Anyone who's seen Slipknot live knows their shows are a full-on affair, full of manic fury and chaotic intensity. The masked metallers will perform their third New Zealand show next week at the tail end of a two-year tour on the back of their fifth album 5: The Gray Chapter.

That album almost didn't happen after the death of the band's bassist Paul Gray in 2010 from a morphine overdose. In the aftermath, drummer Joey Jordison also left the band.

If bad things come in threes, Taylor's neck injury is surely the last of a terrible run for the Iowa act.

But the 42-year-old, who also fronts hard rock act Stone Sour, says he isn't letting his physical restrictions limit Slipknot's performances.

"It's never going to be the way it was in our 20s. Hell, it's never going to be the way it was in our 30s. But there's a certain energy that comes with a Slipknot show. It doesn't necessarily have to be about putting on the craziest show," he says.

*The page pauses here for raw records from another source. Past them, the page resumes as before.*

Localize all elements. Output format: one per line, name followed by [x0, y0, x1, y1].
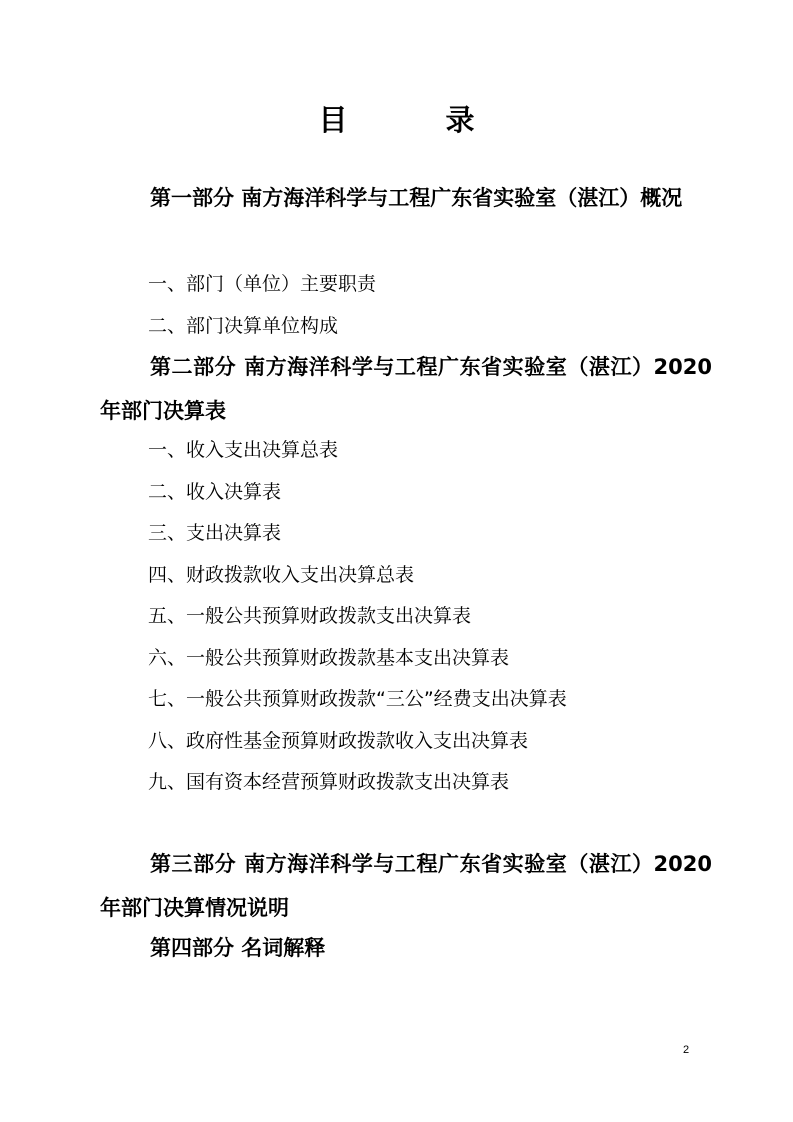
title-char-1: 目 [318, 103, 348, 137]
section-heading-part-4: 第四部分 名词解释 [150, 936, 326, 960]
toc-item: 四、财政拨款收入支出决算总表 [148, 564, 415, 586]
toc-item: 一、部门（单位）主要职责 [148, 273, 377, 295]
toc-item: 二、部门决算单位构成 [148, 315, 339, 337]
page-number: 2 [683, 1044, 690, 1056]
section-heading-part-2: 第二部分 南方海洋科学与工程广东省实验室（湛江）2020年部门决算表 [100, 355, 712, 423]
toc-item: 九、国有资本经营预算财政拨款支出决算表 [148, 771, 510, 793]
toc-item: 五、一般公共预算财政拨款支出决算表 [148, 605, 472, 627]
toc-item: 六、一般公共预算财政拨款基本支出决算表 [148, 647, 510, 669]
section-heading-part-3: 第三部分 南方海洋科学与工程广东省实验室（湛江）2020年部门决算情况说明 [100, 852, 712, 920]
title-char-2: 录 [445, 103, 475, 137]
section-heading-part-1: 第一部分 南方海洋科学与工程广东省实验室（湛江）概况 [150, 186, 683, 210]
page-title [0, 98, 793, 139]
toc-item: 八、政府性基金预算财政拨款收入支出决算表 [148, 730, 529, 752]
toc-item: 七、一般公共预算财政拨款“三公”经费支出决算表 [148, 688, 567, 710]
toc-item: 二、收入决算表 [148, 481, 282, 503]
toc-item: 一、收入支出决算总表 [148, 439, 339, 461]
toc-item: 三、支出决算表 [148, 522, 282, 544]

"We have been doing this a while, we've put a lot of miles on ourselves, we've done a lot of damage to our bodies, yet we've always tried to give it 110 per cent. No matter what's going on, we've always tried to get on that stage and go for it with the same type of intensity.

"It may not be as gnarly as it was when we were younger, but the same mindset and the same energy goes into it. As long as we have that, and as long as you can feel that, it will always be a Slipknot show."

He says he never considered retirement, even during the immediate stress of his surgery.

"It has not deterred me from wanting to play live at all. In fact it's made me re-evaluate what I do live and find new ways to entertain people. If it had made me worried at all I would have retired. Once the fear gets in, that's the end of it right there. You can't lead your life by fear.

"You've gotta push through it and do what matters, and what matters is what I've been doing for the last 17 years."

Who: Slipknot's Corey Taylor
Where and when: Performing with Antagonist AD and Lamb of God at Vector Arena, October 26
Show Times: Antagonist AD/in Hearts Wake: 7:30pm-8:00pm; Lamb of God: 8.30-9.15pm; Slipknot: 9.45-11.05pm.